Couple argues over bills and money

(© Astarot - stock.adobe.com)

Survey shows that 40% of people would end a relationship if they found their partner was hiding debt from them

In a nutshell

  • Two-thirds of Americans with debt lie about or hide their financial struggles from family and friends
  • The average American carries $42,000 in debt but understates the amount by $6,565 when discussing it
  • Shame drives the secrecy, with nearly 30% citing embarrassment as their main reason for hiding debt
  • Financial deception damages relationships for 73% of people with debt, often causing arguments and isolation

AUSTIN — Sarah thought she was protecting her marriage when she told her husband their credit card balance was “around $3,000” instead of the crushing $8,500 reality. She’s not alone. A recent survey reveals that two in three Americans with debt are actively hiding the true extent of their financial struggles from the people closest to them.

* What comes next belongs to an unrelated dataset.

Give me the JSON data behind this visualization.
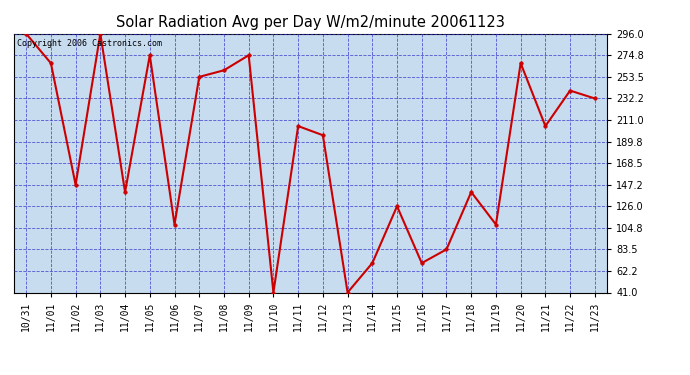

The study of 1,078 adults by Self Financial exposes a nation drowning not just in debt, but in the shame that comes with it. Of those carrying debt, 66.3% admitted to minimizing or hiding it from others. This breaks down to 28.1% outright lying about their situation, 20.8% downplaying how bad things really are, and 17.4% avoiding the topic entirely.

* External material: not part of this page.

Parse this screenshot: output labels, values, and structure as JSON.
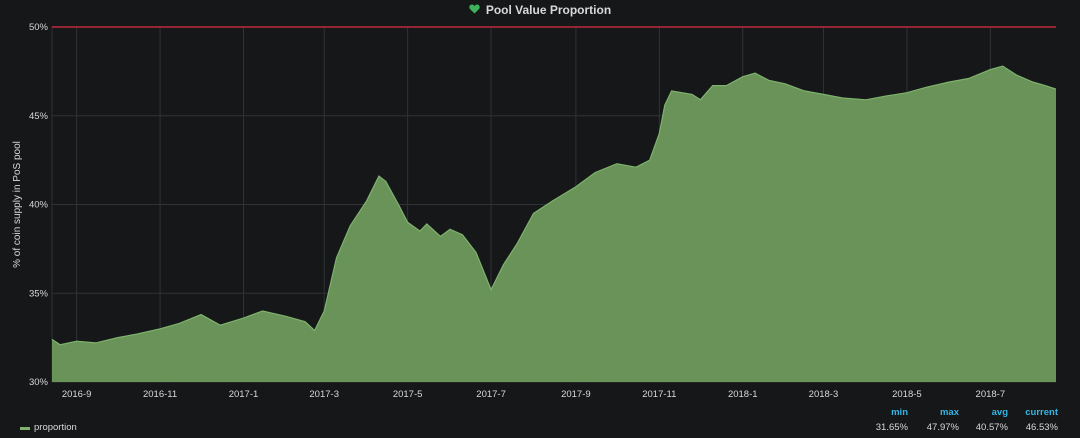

How Much Debt Americans Actually Carry

More than 8 in 10 Americans (83.4%) are currently carrying debt, with the average amount reaching nearly $42,000, according to the survey. But here’s the real problem: when people do talk about their debt, they’re dramatically understating reality. On average, respondents downplayed their debt by $6,565. A conversation about a “$5,000 problem” might actually involve debt exceeding $11,000.

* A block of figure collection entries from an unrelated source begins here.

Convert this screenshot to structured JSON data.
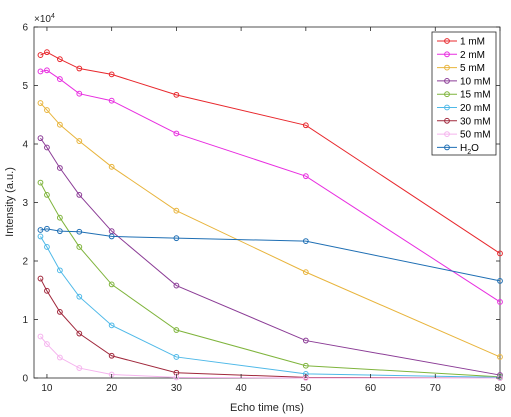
{
  "chart_data": {
    "type": "line",
    "xlabel": "Echo time (ms)",
    "ylabel": "Intensity (a.u.)",
    "y_exponent_label": "×10",
    "y_exponent_power": "4",
    "xlim": [
      8,
      80
    ],
    "ylim": [
      0,
      6
    ],
    "xticks": [
      10,
      20,
      30,
      40,
      50,
      60,
      70,
      80
    ],
    "yticks": [
      0,
      1,
      2,
      3,
      4,
      5,
      6
    ],
    "grid": false,
    "legend_position": "top-right",
    "x": [
      9,
      10,
      12,
      15,
      20,
      30,
      50,
      80
    ],
    "series": [
      {
        "name": "1 mM",
        "color": "#e8282d",
        "values": [
          5.52,
          5.57,
          5.45,
          5.29,
          5.19,
          4.84,
          4.32,
          2.13
        ]
      },
      {
        "name": "2 mM",
        "color": "#e82ee0",
        "values": [
          5.24,
          5.26,
          5.11,
          4.86,
          4.74,
          4.18,
          3.45,
          1.3
        ]
      },
      {
        "name": "5 mM",
        "color": "#e8b43c",
        "values": [
          4.7,
          4.58,
          4.33,
          4.05,
          3.61,
          2.86,
          1.81,
          0.36
        ]
      },
      {
        "name": "10 mM",
        "color": "#8b3c96",
        "values": [
          4.1,
          3.94,
          3.59,
          3.13,
          2.51,
          1.58,
          0.64,
          0.05
        ]
      },
      {
        "name": "15 mM",
        "color": "#7fb43c",
        "values": [
          3.34,
          3.13,
          2.74,
          2.24,
          1.6,
          0.82,
          0.21,
          0.02
        ]
      },
      {
        "name": "20 mM",
        "color": "#4fb9e8",
        "values": [
          2.42,
          2.24,
          1.84,
          1.39,
          0.9,
          0.36,
          0.07,
          0.01
        ]
      },
      {
        "name": "30 mM",
        "color": "#a0283c",
        "values": [
          1.7,
          1.49,
          1.13,
          0.76,
          0.38,
          0.09,
          0.01,
          0.0
        ]
      },
      {
        "name": "50 mM",
        "color": "#f5b4ee",
        "values": [
          0.71,
          0.58,
          0.35,
          0.17,
          0.06,
          0.01,
          0.0,
          0.0
        ]
      },
      {
        "name": "H2O",
        "color": "#1f6fb4",
        "values": [
          2.53,
          2.55,
          2.51,
          2.5,
          2.42,
          2.39,
          2.34,
          1.66
        ]
      }
    ]
  }
}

Debt hits hardest among people aged 27-42, before gradually declining with age. For many, debt isn’t about reckless spending. Nearly half (45.5%) said they accumulated debt due to income problems like job loss or reduced pay. Loan-related debt followed at 40.4%, with health-related debt close behind at 39.9%.

A third of people with debt owe more than $50,000, and three-quarters have borrowed money from family or friends, averaging $1,744 per loan.

Why People Hide Money Problems

Shame drives the secrecy, with 29.7% of people citing embarrassment as their main reason for hiding debt. Another 19.6% don’t want to burden others, while 17.3% fear being judged.

The emotional toll is severe. Among those hiding debt, the strongest feelings are embarrassment (30.9%), anxiety (22.4%), and fear (20.1%). The mental health consequences include depression (22.1%), constant worry (19.6%), and difficulty sleeping (16.7%).

More than 6 in 10 people with debt feel isolated because of their financial struggles, with men (66.3%) more likely to feel this way than women (59.2%).

Couple having argument over money and bills
Shame is the most common reason that people wind up hiding their debt issues from their spouses or family. (© LIGHTFIELD STUDIOS – stock.adobe.com)

How Money Lies Damage Relationships

Financial deception is systematically damaging American relationships. Nearly 73% of people with debt say it has hurt their relationships with friends and family. The damage appears as feelings of insecurity in relationships (44.2%), arguments (32%), and avoiding certain people or situations (30.9%).

People are most likely to hide debt from friends (53.8%), followed by family members (38.8%) and spouses (36%). The spouse statistic is particularly concerning, as more than one in three people are lying to their life partner about money.

The consequences of discovery can end relationships. Two in five people said their partner would break up with them if they discovered hidden debt. Only 42.2% were confident their relationship would survive the truth.

Suspicion runs both ways. Most respondents believed their partners had been financially deceptive: 60.3% thought a partner had hidden debt from them, and 63.3% believed a partner had hidden expensive purchases out of embarrassment.

The Challenge of Getting Out of Debt

While 85.6% of people in debt have a plan to get out of it, nearly half (45.7%) struggle to follow through. The biggest obstacles aren’t personal failings but economic realities: high cost of living (35.2%), insufficient income or job opportunities (25.8%), and unexpected expenses (23.1%).

Interestingly, older Americans showed more success at sticking to their debt reduction strategies. Those aged 59 and above had an 80% success rate, while the 27-42 age group, despite carrying the most debt, struggled most with follow-through.

Methodology: Self Financial conducted this survey in March 2025 using Amazon’s survey platform with 1,078 randomly selected adults. The survey covered debt amounts, disclosure patterns, reasons for hiding debt, and mental health impacts. Most respondents (69.3%) were aged 27-42, which may affect how well these results apply to all Americans. The group was 55.5% female and 42.9% male.